Uniform limit of complex difference quotient Let $\mathcal{C}_0([0,1])$ be the set of continuous complex-valued functions defined on $[0,1]$ such that they vanish at the origin and let $\|\cdot\|_{MAX}$ denote the norm
$$\|x\|_{MAX} = \max_{t\in [0,1]}|x(t)|.$$
If we consider the function $f_\zeta(t) = t^{\zeta}$ for $\zeta\in \{z\in \mathbf{C}\mid \mathrm{Re}\ z > 0 \}$ then $f_{\zeta}(t)\in \mathcal{C}_0([0,1])$. Now what I want to show is that
$$\frac{f_{\zeta+\delta}-f_{\zeta}}{\delta}\rightarrow t^{\zeta}\log t$$
in the norm $\|\cdot\|_{MAX}$. And I am not quite sure how to do it. I understand that this is the point wise limit for each fix $t\in [0,1]$.
$$\left|\frac{f_{\zeta+\delta}(t)-f_{\zeta}(t)}{\delta}-t^{\zeta}\log t\right| = \left|t^{\zeta}\left(\frac{e^{\delta\log t}-1}{\delta}-\log t\right)\right|.$$
How can I show that the maximum of all $t\in [0,1]$ of the above absolute value tends to $0$? A tip on how to proceed would be very appreciated!
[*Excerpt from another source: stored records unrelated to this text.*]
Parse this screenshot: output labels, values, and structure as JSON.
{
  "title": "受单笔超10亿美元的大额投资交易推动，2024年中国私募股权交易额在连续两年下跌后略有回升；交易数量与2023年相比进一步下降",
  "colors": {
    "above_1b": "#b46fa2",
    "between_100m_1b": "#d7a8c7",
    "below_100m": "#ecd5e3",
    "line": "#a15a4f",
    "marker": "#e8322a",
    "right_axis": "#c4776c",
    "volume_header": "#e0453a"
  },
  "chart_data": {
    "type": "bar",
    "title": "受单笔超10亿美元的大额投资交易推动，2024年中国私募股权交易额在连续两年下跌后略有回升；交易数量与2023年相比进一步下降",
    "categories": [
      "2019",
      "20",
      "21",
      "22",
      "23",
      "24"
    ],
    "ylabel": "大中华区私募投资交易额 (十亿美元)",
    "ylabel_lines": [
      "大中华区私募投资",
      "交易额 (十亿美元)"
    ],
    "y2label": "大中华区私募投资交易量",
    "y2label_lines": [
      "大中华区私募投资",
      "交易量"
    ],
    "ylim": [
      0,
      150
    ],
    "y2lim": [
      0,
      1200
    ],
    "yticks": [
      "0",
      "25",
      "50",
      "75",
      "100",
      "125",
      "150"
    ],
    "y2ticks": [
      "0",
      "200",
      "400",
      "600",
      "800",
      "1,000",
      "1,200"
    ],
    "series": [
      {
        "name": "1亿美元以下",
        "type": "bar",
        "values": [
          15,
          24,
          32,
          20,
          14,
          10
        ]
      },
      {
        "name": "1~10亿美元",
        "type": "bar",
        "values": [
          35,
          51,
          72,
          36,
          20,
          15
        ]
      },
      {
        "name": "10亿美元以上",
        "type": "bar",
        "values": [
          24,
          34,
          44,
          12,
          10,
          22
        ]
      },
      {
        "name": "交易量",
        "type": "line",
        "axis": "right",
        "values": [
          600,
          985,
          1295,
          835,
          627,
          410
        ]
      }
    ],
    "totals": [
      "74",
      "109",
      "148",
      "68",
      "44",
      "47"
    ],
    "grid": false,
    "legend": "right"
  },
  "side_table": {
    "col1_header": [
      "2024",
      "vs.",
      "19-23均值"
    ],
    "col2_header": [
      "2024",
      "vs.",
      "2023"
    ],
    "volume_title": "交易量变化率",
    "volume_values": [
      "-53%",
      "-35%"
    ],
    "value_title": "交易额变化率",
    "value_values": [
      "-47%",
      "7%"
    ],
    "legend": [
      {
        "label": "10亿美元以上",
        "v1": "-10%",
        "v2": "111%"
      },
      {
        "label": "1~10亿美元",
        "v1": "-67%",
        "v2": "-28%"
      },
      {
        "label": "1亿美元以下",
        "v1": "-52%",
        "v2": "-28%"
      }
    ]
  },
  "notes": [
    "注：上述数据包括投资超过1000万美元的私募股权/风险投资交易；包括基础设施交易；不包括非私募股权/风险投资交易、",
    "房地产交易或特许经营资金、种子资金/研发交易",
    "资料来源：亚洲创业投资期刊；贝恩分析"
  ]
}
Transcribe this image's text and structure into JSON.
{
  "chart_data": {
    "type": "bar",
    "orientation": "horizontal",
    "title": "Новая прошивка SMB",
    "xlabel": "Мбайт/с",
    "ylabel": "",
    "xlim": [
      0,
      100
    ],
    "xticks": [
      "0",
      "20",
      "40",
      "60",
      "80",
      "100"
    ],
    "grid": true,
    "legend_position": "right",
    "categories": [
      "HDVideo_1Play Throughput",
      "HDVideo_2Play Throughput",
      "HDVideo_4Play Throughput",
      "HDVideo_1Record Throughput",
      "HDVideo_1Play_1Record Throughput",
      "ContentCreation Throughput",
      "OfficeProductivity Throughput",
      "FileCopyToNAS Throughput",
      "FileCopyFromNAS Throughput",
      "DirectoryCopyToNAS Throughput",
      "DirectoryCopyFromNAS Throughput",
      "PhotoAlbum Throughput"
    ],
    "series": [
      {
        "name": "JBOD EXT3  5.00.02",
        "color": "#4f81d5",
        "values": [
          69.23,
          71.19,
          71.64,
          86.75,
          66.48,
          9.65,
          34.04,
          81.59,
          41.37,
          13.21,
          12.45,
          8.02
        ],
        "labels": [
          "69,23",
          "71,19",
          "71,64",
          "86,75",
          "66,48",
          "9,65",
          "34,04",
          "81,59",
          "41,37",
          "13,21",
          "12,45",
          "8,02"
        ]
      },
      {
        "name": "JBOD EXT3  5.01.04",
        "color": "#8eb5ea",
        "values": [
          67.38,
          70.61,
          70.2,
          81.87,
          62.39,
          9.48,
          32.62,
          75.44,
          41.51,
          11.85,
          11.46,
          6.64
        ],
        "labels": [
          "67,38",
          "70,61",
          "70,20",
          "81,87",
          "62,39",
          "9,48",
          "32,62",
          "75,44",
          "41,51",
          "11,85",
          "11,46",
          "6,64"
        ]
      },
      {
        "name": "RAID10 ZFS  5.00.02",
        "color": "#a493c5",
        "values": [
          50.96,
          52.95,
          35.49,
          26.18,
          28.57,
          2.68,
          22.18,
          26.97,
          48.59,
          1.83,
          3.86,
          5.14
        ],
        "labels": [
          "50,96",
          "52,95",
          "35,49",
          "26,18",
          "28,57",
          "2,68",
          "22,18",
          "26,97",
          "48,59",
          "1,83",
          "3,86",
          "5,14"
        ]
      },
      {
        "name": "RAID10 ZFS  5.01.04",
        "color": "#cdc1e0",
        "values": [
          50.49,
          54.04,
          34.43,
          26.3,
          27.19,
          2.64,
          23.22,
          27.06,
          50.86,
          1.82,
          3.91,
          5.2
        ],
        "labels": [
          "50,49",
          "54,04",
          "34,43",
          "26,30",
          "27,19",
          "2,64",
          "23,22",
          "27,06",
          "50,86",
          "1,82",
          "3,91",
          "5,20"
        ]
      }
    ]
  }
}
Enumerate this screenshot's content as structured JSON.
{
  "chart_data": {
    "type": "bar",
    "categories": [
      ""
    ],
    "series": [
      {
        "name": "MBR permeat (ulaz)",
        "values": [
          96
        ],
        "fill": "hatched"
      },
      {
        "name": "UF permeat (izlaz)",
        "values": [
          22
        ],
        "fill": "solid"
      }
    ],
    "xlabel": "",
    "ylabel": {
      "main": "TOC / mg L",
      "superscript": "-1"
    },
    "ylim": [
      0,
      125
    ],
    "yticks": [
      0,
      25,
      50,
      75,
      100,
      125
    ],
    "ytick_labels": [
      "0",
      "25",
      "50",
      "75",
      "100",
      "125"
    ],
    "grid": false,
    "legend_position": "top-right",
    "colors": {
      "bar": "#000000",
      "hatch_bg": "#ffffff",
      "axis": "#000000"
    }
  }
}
 A: We can assume that $\zeta$ is real (the imaginary part $t^{i \mathfrak{Im}(\zeta)} = e^{i \mathfrak{Im}(\zeta) \cdot \log(t)}$ doesn't give any contribution to the modulus). Using $$ e^{\delta \log(t)} = \sum_{n=0}^\infty \frac{\delta^n \log^n (t)}{n!} $$ we get that $$\left| t^\zeta \left( \frac{e^{\delta \log(t)} -1}{\delta} - \log(t) \right) \right| = \left| t^\zeta \sum_{n \ge 2} \frac{\delta^{n-1} \log^n (t)}{n!} \right|.$$Now consider the sequence of real-valued functions $f_n (t) := t^\zeta \log^n (t)$; clearly $f_n (1)=1$ and also all the $f_n$ can be extended by continuity at $t=0$. We will then confuse $f_n$ with their continuous extensions on $[0,1]$; with this in mind, $f_n(0)=0$ for all $n$. The functions $f_n$ have maxima belonging to $(0,1)$; this maxima satisfy $$ f_n ' (t) = \zeta t^{\zeta-1} \log^n (t) + n t^{\zeta-1} \log^{n-1} (t) = t^{\zeta -1} \log^{n-1}(t) (\zeta \log(t) + n) = 0 $$ which is true if $$t=e^{-n/\zeta} \in (0,1).$$ This means that we can bound $$|t^{\zeta} \log^n (t)| \le |t^{\zeta} | \cdot | \log^n (t)| \le e^{-n} \cdot \left( \frac{n}{\zeta} \right)^n = \left(\frac{n}{e \zeta} \right)^n. $$Hence $$ \left| t^\zeta \sum_{n \ge 2} \frac{\delta^{n-1} \log^n (t)}{n!} \right| \le \sum_{n \ge 2} \frac{\delta^{n-1}}{n!} \left(\frac{n}{e \zeta} \right)^n = \sum_{n \ge 2} \frac{\delta^{n-1} p^n }{n!} \left( \frac{ n}{p e \zeta} \right)^n  $$where $p$ is a fixed positive real (depending on $\zeta$) such that $p   > 1/\zeta$; in this way we can make use of Stirling's approximation and say that $$ \sum_{n \ge 2} \frac{\delta^{n-1} p^n }{n!} \left( \frac{ n}{p e \zeta} \right)^n \le \underbrace{\sum_{n = 2}^N \frac{\delta^{n-1} p^n }{n!} \left( \frac{ n}{p e \zeta} \right)^n}_{=I} + \underbrace{\sum_{n \ge N+1} \delta^{n-1} p^n}_{=II}  $$for some $N \in \mathbb{N}$ big enough. Notice that we need $$ p \sum_{n\ge N+1} \delta^{n-1} p^{n-1} < \infty $$ and this happens for $\delta < 1/p < \zeta$. In conclusion using the formula for the geometric series we have $$I+II = I + p \left( \frac{1}{1-\delta p} - \frac{1 - (\delta p)^{N+1}}{1- \delta p} \right) \to 0 $$ when $ \delta \to 0$ since $I$ is a finite sum. Since the RHS is independent from $t$ we have the thesis.